Have you ever felt undervalued, under-paid, or just underappreciated for the effort you put into your work? While you’ve certainly heard of the Type A personality, and about the habits of highly effective people, you may not yet have heard about the personality type called “The Underearner.”
In many ways, under-earning is the flipside of the Type A and hyper-productivity–it may even be an overreaction to the aggressive pursuit of self-expansion and accumulation that characterizes those other types and is generally celebrated in our culture.
But whatever the reason you may be selling yourself short, by being an underearner, you’re only hurting yourself. You don’t have to clobber everyone else to grab the brass ring, but you certainly have to believe it’s there for the grabbing. Here’s a list of 7 common traits that belong to chronic underearners:
This can take many forms, and not all of them have to do with money. Underearners generally assign an artificially low value to their skills, abilities, and services. They are afraid to or simply refuse to ask for recognition or compensation that not only reflects their actual value as individuals but that, in terms of their jobs and careers, is also in accordance with what the market will bear. They regard more opportunistic co-workers with a skeptical or hostile attitude for “getting theirs,” when in fact underearners need to be more assertive themselves.
It can be difficult to face up to, but many underearners indulge in subtle forms of self-sabotage that leave them hopping from job to job, overwhelming themselves with tons of tasks and projects, procrastinating, or simply failing to “focus and finish” on a consistent basis. Rather than setting and realizing achievable goals in order to establish a strong sense of self-worth, underearners tend to set themselves up for failure by taking on way too much or abandoning enterprises before they’re completed in order to try something new and different.
Because underearners tend to undervalue themselves and their time, they are constantly giving away their limited time and energy, often to unworthy causes or individuals. Underearners are easily persuaded or guilt-tripped into contributing on behalf of another, often with taking any credit for their efforts. They go further than simply helping others: they give more than they actually can give, leaving them depleted and deficient when it comes to their own lives.

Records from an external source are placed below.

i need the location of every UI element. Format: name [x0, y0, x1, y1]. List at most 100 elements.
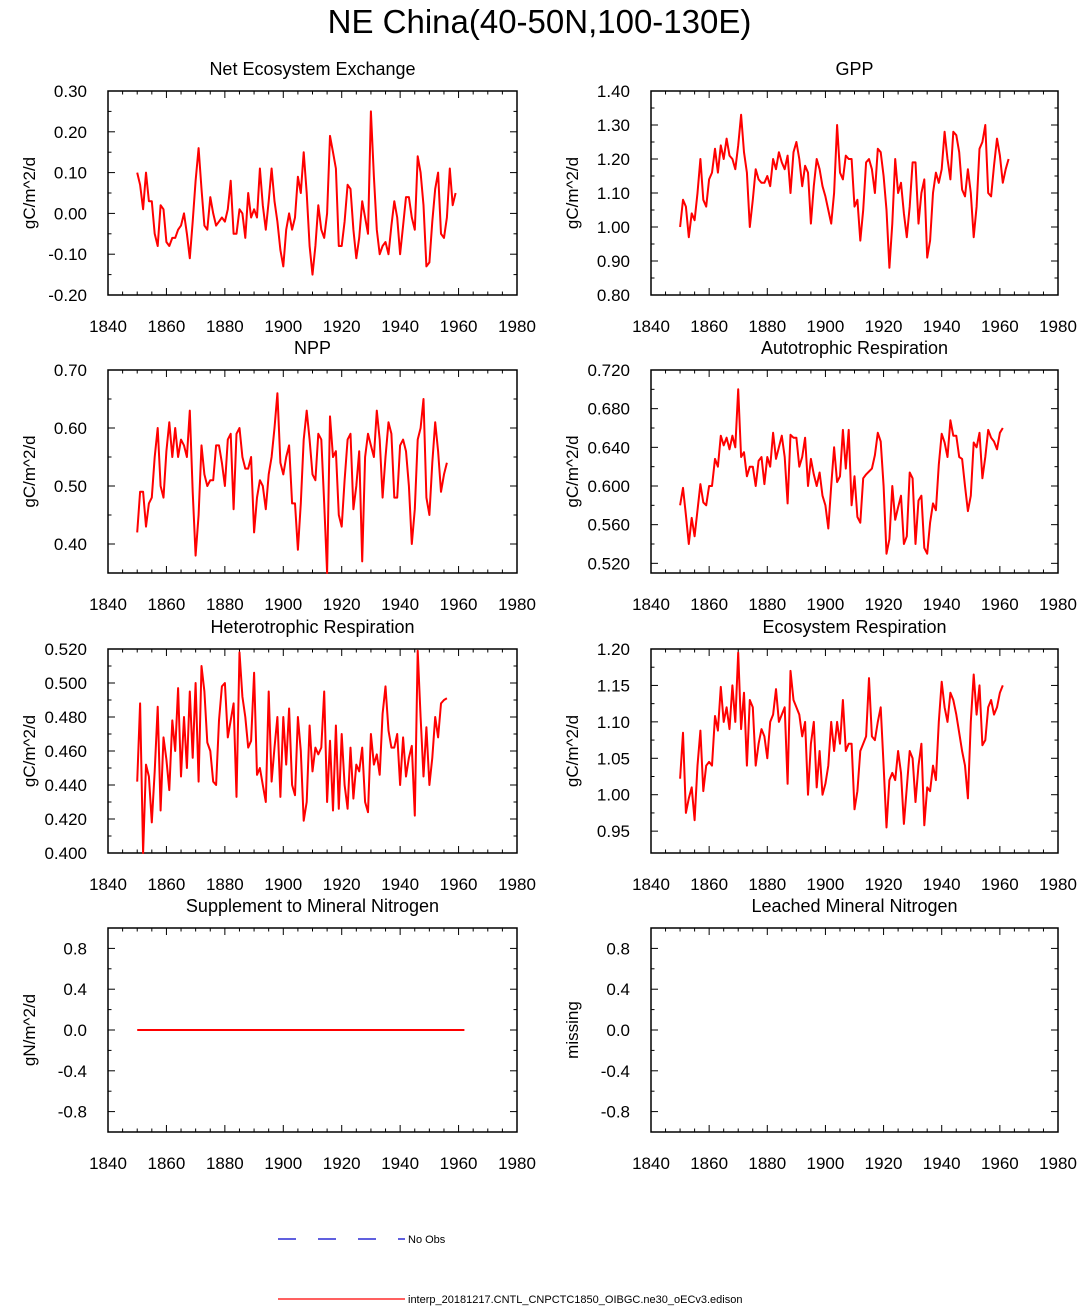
panel-1-frame [107, 90, 518, 296]
panel-7-xtick-label: 1880 [206, 1154, 244, 1173]
panel-5-frame [107, 648, 518, 854]
panel-5-ytick-label: 0.460 [44, 742, 87, 761]
panel-1-xtick-label: 1940 [381, 317, 419, 336]
panel-6-xtick-label: 1900 [807, 875, 845, 894]
panel-4-xtick-label: 1960 [981, 595, 1019, 614]
panel-5-xtick-label: 1880 [206, 875, 244, 894]
panel-7-xtick-label: 1840 [89, 1154, 127, 1173]
panel-5-ytick-label: 0.520 [44, 640, 87, 659]
panel-4-ytick-label: 0.680 [587, 400, 630, 419]
panel-7-xtick-label: 1860 [148, 1154, 186, 1173]
panel-7-ytick-label: -0.8 [58, 1103, 87, 1122]
panel-6-series-line [679, 651, 1004, 829]
panel-8-ytick-label: -0.8 [601, 1103, 630, 1122]
panel-2-xtick-label: 1900 [807, 317, 845, 336]
panel-2-ylabel: gC/m^2/d [563, 157, 582, 229]
panel-8-xtick-label: 1880 [748, 1154, 786, 1173]
panel-3-xtick-label: 1980 [498, 595, 536, 614]
panel-5-xtick-label: 1840 [89, 875, 127, 894]
panel-7-ytick-label: 0.0 [63, 1021, 87, 1040]
panel-2-ytick-label: 1.30 [597, 116, 630, 135]
panel-8-ytick-label: 0.4 [606, 980, 630, 999]
panel-5-ytick-label: 0.420 [44, 810, 87, 829]
panel-1-ytick-label: 0.20 [54, 123, 87, 142]
panel-6-ytick-label: 1.00 [597, 786, 630, 805]
panel-5-xtick-label: 1960 [440, 875, 478, 894]
panel-6-ylabel: gC/m^2/d [563, 715, 582, 787]
panel-2-xtick-label: 1980 [1039, 317, 1077, 336]
panel-1-ytick-label: 0.30 [54, 82, 87, 101]
panel-5-series-line [136, 649, 448, 854]
panel-3-ytick-label: 0.50 [54, 477, 87, 496]
panel-2-xtick-label: 1920 [865, 317, 903, 336]
panel-1-title: Net Ecosystem Exchange [209, 59, 415, 79]
figure-title: NE China(40-50N,100-130E) [327, 3, 752, 40]
panel-6-xtick-label: 1960 [981, 875, 1019, 894]
panel-1-ylabel: gC/m^2/d [20, 157, 39, 229]
panel-8-xtick-label: 1920 [865, 1154, 903, 1173]
panel-5-ytick-label: 0.480 [44, 708, 87, 727]
panel-4-title: Autotrophic Respiration [761, 338, 948, 358]
panel-6-ytick-label: 0.95 [597, 822, 630, 841]
panel-3-ytick-label: 0.40 [54, 535, 87, 554]
panel-3-xtick-label: 1920 [323, 595, 361, 614]
panel-3-ytick-label: 0.70 [54, 361, 87, 380]
panel-5-ytick-label: 0.500 [44, 674, 87, 693]
panel-3-xtick-label: 1860 [148, 595, 186, 614]
panel-3-xtick-label: 1940 [381, 595, 419, 614]
panel-2-xtick-label: 1960 [981, 317, 1019, 336]
panel-8-xtick-label: 1840 [632, 1154, 670, 1173]
panel-3-xtick-label: 1900 [264, 595, 302, 614]
panel-6-title: Ecosystem Respiration [762, 617, 946, 637]
panel-1-xtick-label: 1920 [323, 317, 361, 336]
panel-1-xtick-label: 1840 [89, 317, 127, 336]
panel-2-ytick-label: 0.80 [597, 286, 630, 305]
panel-8-title: Leached Mineral Nitrogen [751, 896, 957, 916]
panel-2-ytick-label: 1.20 [597, 150, 630, 169]
legend-obs-label: No Obs [408, 1234, 446, 1246]
panel-1-ytick-label: 0.00 [54, 204, 87, 223]
panel-1-xtick-label: 1860 [148, 317, 186, 336]
panel-4-ytick-label: 0.640 [587, 438, 630, 457]
panel-8-ytick-label: 0.0 [606, 1021, 630, 1040]
panel-3-xtick-label: 1840 [89, 595, 127, 614]
panel-6-xtick-label: 1940 [923, 875, 961, 894]
panel-4-ytick-label: 0.600 [587, 477, 630, 496]
panel-7-ytick-label: -0.4 [58, 1062, 87, 1081]
panel-1-series-line [136, 110, 457, 276]
panel-3-series-line [136, 392, 448, 574]
panel-2-ytick-label: 1.10 [597, 184, 630, 203]
panel-4-xtick-label: 1900 [807, 595, 845, 614]
panel-8-xtick-label: 1980 [1039, 1154, 1077, 1173]
panel-6-xtick-label: 1860 [690, 875, 728, 894]
panel-7-xtick-label: 1940 [381, 1154, 419, 1173]
panel-2-xtick-label: 1880 [748, 317, 786, 336]
panel-2-xtick-label: 1860 [690, 317, 728, 336]
panel-5-ytick-label: 0.400 [44, 844, 87, 863]
panel-4-ytick-label: 0.720 [587, 361, 630, 380]
panel-4-xtick-label: 1880 [748, 595, 786, 614]
panel-5-xtick-label: 1860 [148, 875, 186, 894]
panel-1-xtick-label: 1980 [498, 317, 536, 336]
panel-6-ytick-label: 1.20 [597, 640, 630, 659]
panel-6-ytick-label: 1.10 [597, 713, 630, 732]
panel-3-title: NPP [294, 338, 331, 358]
panel-7-ylabel: gN/m^2/d [20, 994, 39, 1066]
panel-1-ytick-label: -0.20 [48, 286, 87, 305]
panel-1-xtick-label: 1880 [206, 317, 244, 336]
panel-2-ytick-label: 1.40 [597, 82, 630, 101]
panel-4-ylabel: gC/m^2/d [563, 435, 582, 507]
panel-2-xtick-label: 1840 [632, 317, 670, 336]
panel-7-ytick-label: 0.8 [63, 939, 87, 958]
panel-8-xtick-label: 1860 [690, 1154, 728, 1173]
panel-8-ylabel: missing [563, 1001, 582, 1059]
panel-3-ytick-label: 0.60 [54, 419, 87, 438]
panel-7-xtick-label: 1900 [264, 1154, 302, 1173]
panel-6-xtick-label: 1980 [1039, 875, 1077, 894]
panel-7-xtick-label: 1980 [498, 1154, 536, 1173]
panel-5-ytick-label: 0.440 [44, 776, 87, 795]
panel-4-frame [650, 369, 1059, 574]
legend-model-label: interp_20181217.CNTL_CNPCTC1850_OIBGC.ne… [408, 1294, 742, 1306]
panel-8-xtick-label: 1940 [923, 1154, 961, 1173]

Unlike effective or high-earning individuals, who seem intuitively to know how much or how little work each task requires to execute, underearners have a very imbalanced relationship with productivity. They tend to habitually overwork themselves, often to the point of burn-out, in a masochistic effort to heap as much value onto their work as is humanly possible. They go above and beyond, even when above and beyond is not what is called for, because they are constantly trying to establish their own value rather than do just what is asked of them. Then, once they’ve burned themselves out, underearners find they can hardly work at all and appear lazy and unproductive. They get trapped in what amounts to a boom-bust cycle of work.

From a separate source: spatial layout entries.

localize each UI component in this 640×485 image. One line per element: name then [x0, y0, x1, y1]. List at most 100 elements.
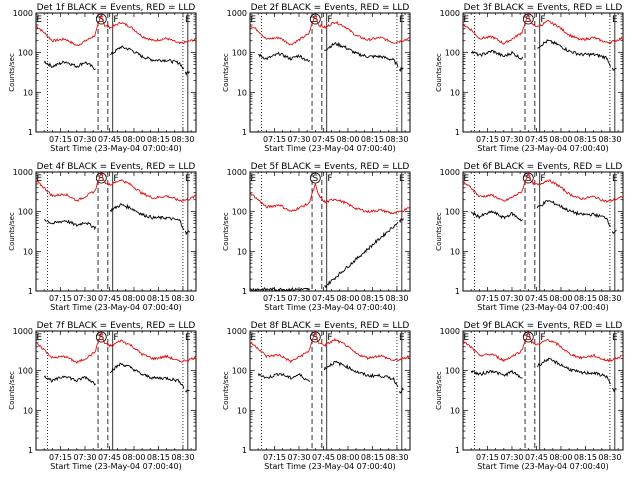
plot-frame — [462, 330, 624, 451]
x-tick-label: 08:15 — [574, 294, 597, 303]
x-tick-label: 08:30 — [385, 135, 408, 144]
y-tick-label: 10 — [450, 88, 460, 97]
y-tick-label: 1 — [455, 128, 460, 137]
x-axis-label: Start Time (23-May-04 07:00:40) — [264, 462, 395, 471]
x-tick-label: 08:30 — [598, 453, 621, 462]
plot-frame — [249, 171, 411, 292]
marker-letter-s: S — [312, 174, 318, 184]
x-tick-label: 08:15 — [147, 453, 170, 462]
x-tick-label: 07:45 — [98, 453, 121, 462]
x-tick-label: 08:30 — [598, 135, 621, 144]
marker-letter-f: F — [327, 333, 332, 343]
x-tick-label: 08:30 — [385, 453, 408, 462]
y-tick-label: 10 — [23, 88, 33, 97]
y-tick-label: 100 — [445, 49, 460, 58]
y-tick-label: 1 — [242, 287, 247, 296]
marker-letter-s: S — [98, 15, 104, 25]
marker-letter-e: E — [612, 333, 618, 343]
marker-letter-e: E — [250, 15, 256, 25]
y-tick-label: 1000 — [13, 327, 33, 336]
panel-title: Det 7f BLACK = Events, RED = LLD — [37, 321, 196, 331]
x-tick-label: 08:15 — [361, 294, 384, 303]
x-tick-label: 08:15 — [574, 453, 597, 462]
x-tick-label: 07:45 — [525, 453, 548, 462]
y-tick-label: 1000 — [227, 168, 247, 177]
plot-frame — [249, 12, 411, 133]
marker-letter-s: S — [525, 15, 531, 25]
series-events-black — [249, 218, 404, 292]
y-axis-label: Counts/sec — [435, 53, 443, 92]
series-events-black — [258, 41, 404, 73]
marker-letter-e: E — [612, 174, 618, 184]
y-tick-label: 1 — [242, 128, 247, 137]
y-tick-label: 1000 — [13, 9, 33, 18]
marker-circle — [309, 13, 321, 25]
marker-letter-e: E — [399, 15, 405, 25]
plot-frame — [249, 330, 411, 451]
series-events-black — [470, 39, 617, 71]
x-axis-label: Start Time (23-May-04 07:00:40) — [477, 144, 608, 153]
plot-frame — [35, 330, 197, 451]
series-lld-red — [35, 12, 197, 47]
panel-title: Det 9f BLACK = Events, RED = LLD — [464, 321, 623, 331]
x-tick-label: 07:15 — [476, 294, 499, 303]
y-tick-label: 10 — [237, 88, 247, 97]
series-lld-red — [35, 173, 197, 203]
y-tick-label: 1000 — [227, 327, 247, 336]
marker-letter-f: F — [540, 174, 545, 184]
panel-title: Det 3f BLACK = Events, RED = LLD — [464, 3, 623, 13]
marker-letter-f: F — [540, 333, 545, 343]
series-events-black — [470, 357, 617, 393]
panel-title: Det 6f BLACK = Events, RED = LLD — [464, 162, 623, 172]
marker-letter-s: S — [98, 174, 104, 184]
x-tick-label: 07:30 — [287, 294, 310, 303]
x-tick-label: 07:15 — [49, 453, 72, 462]
y-tick-label: 1 — [455, 446, 460, 455]
y-tick-label: 1000 — [440, 168, 460, 177]
marker-letter-f: F — [113, 174, 118, 184]
marker-letter-e: E — [36, 15, 42, 25]
x-tick-label: 08:00 — [336, 135, 359, 144]
marker-circle — [95, 172, 107, 184]
x-tick-label: 07:15 — [49, 294, 72, 303]
y-axis-label: Counts/sec — [435, 371, 443, 410]
y-tick-label: 10 — [237, 406, 247, 415]
x-tick-label: 07:30 — [73, 294, 96, 303]
y-axis-label: Counts/sec — [8, 371, 16, 410]
x-tick-label: 07:45 — [98, 135, 121, 144]
marker-letter-f: F — [113, 333, 118, 343]
plot-frame — [462, 12, 624, 133]
y-axis-label: Counts/sec — [222, 212, 230, 251]
y-axis-label: Counts/sec — [8, 53, 16, 92]
marker-letter-e: E — [463, 15, 469, 25]
x-tick-label: 08:30 — [385, 294, 408, 303]
x-tick-label: 07:30 — [287, 453, 310, 462]
panel-title: Det 4f BLACK = Events, RED = LLD — [37, 162, 196, 172]
panel-title: Det 5f BLACK = Events, RED = LLD — [251, 162, 410, 172]
x-axis-label: Start Time (23-May-04 07:00:40) — [50, 303, 181, 312]
x-tick-label: 07:30 — [73, 453, 96, 462]
x-axis-label: Start Time (23-May-04 07:00:40) — [264, 303, 395, 312]
y-tick-label: 100 — [18, 49, 33, 58]
plot-frame — [35, 12, 197, 133]
y-tick-label: 1 — [28, 287, 33, 296]
y-axis-label: Counts/sec — [222, 371, 230, 410]
y-tick-label: 1 — [242, 446, 247, 455]
marker-letter-s: S — [98, 333, 104, 343]
marker-letter-s: S — [312, 15, 318, 25]
marker-letter-f: F — [327, 174, 332, 184]
y-tick-label: 100 — [18, 367, 33, 376]
panel-det-1: Det 1f BLACK = Events, RED = LLD 1 10 100 10… — [8, 3, 197, 153]
y-tick-label: 1 — [28, 128, 33, 137]
marker-letter-e: E — [399, 333, 405, 343]
series-events-black — [43, 362, 190, 393]
series-lld-red — [35, 331, 197, 364]
x-tick-label: 08:00 — [336, 453, 359, 462]
x-axis-label: Start Time (23-May-04 07:00:40) — [477, 303, 608, 312]
panel-det-7: Det 7f BLACK = Events, RED = LLD 1 10 100 10… — [8, 321, 197, 471]
marker-letter-f: F — [113, 15, 118, 25]
y-tick-label: 100 — [232, 49, 247, 58]
x-tick-label: 08:30 — [171, 135, 194, 144]
x-tick-label: 08:00 — [122, 294, 145, 303]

The compulsion always to have to prove oneself is one of the most prominent and easily identifiable traits of underearners. It becomes evident when, even after years of having demonstrated competence or excellence in a job or business, the underearner feels as though it’s still Day 1, and he or she has to do everything within their power to re-prove value and worth.
Underearners generally have a fraught relationship with money, and many of them will claim, when money eludes them, that money doesn’t really interest them anyway. In fact, underearners are preoccupied to the point of obsession with money, not because they’re materialistic, but because money is a constant source of anxiety, pain, and conflict for them.
Since they have never managed to get compensated in a way that reflects their actual value, they secretly feel as though money is something they don’t really understand or that doesn’t understand them. They fail to recognize that money is just a cipher of the value they refuse to accord to themselves, and it becomes yet another stick to beat themselves with, rather than worldly confirmation of their worth and a means to satisfy their other pleasures and desires.
Since underearners have a tendency to put the needs of everyone else in their lives before their own, they often find themselves in co-dependent relationships that do nothing to increase their personal sense of value. Rather than getting what they want or desire out of a relationship, underearners who gratify the needs of others first tell themselves that what they are doing is noble and generous. And while there’s nothing wrong with generosity, underearners go too far, devoting themselves to others without reciprocity. This is often followed by feelings of having been used or exploited, as well as resentment and lack of productivity.
If, having read these 7 traits of underearners, you think you may be one, don’t despair. Not only can you work through these issues on your own, but there is a support organization that specializes in ameliorating the plight of the undearner called UA or “Underearners Anonymous.”